The original film was largely a haunted house film grafted onto a supernatural-vs-rationalism is she going mad? plot. The house and range of creatures that we have here is much more elaborate than in the original. The house here comes decked out with a maze of overgrown gardens, fountains filled with exotic fish and mist-covered lakes. It is now a film where the house seems to sit on the borderland with another world as we saw in Guillermo Del Toros Pans Labyrinth or perhaps even more so a less family-friendly version of The Spiderwick Chronicles (2008).

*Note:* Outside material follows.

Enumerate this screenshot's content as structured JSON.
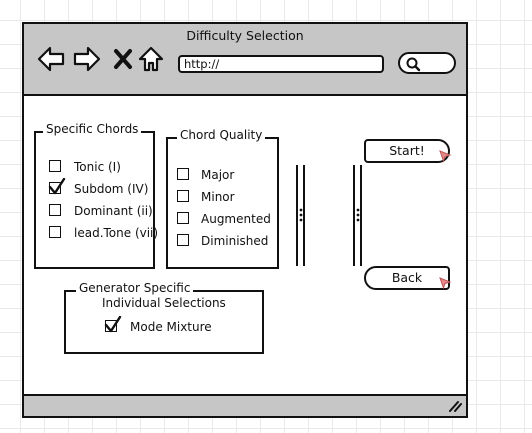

Don't Be Afraid of the Dark 2011 starts in well with a gut-squirming scene where the houses 19th Century owner Blackwood (Garry McDonald) has a maid (Edwina Ritchard) pinned down in the cellar and we see him chiselling out her teeth as sacrifice to the creatures. This hits in with a nastiness that presages well. Thereafter, Troy Nixey absorbs us in consistent mood and does a good job of constantly suggesting things scuttling through the shadows, creeping up on people, fleeing from the light or about to jab an iron spike through the grille into Guy Pearces ear before he turns away. Nixey gets off at least a couple of good jumps especially one when Bailee Madison goes searching under the blankets of her bed and abruptly shines her light directly into the face of one of the creatures.
On the other hand, what Don't Be Afraid of the Dark 2011 resembles is a well oiled and polished scare show, one that produces a good deal of creepiness and atmosphere, that wheels out all the expected moves perfectly capably, but in the end never pushes the material past a point where it rattles an audience in their seat and leaves them exiting the theatre buzzing. For that, it must come out as falling on the side of accomplished but ever so disappointing.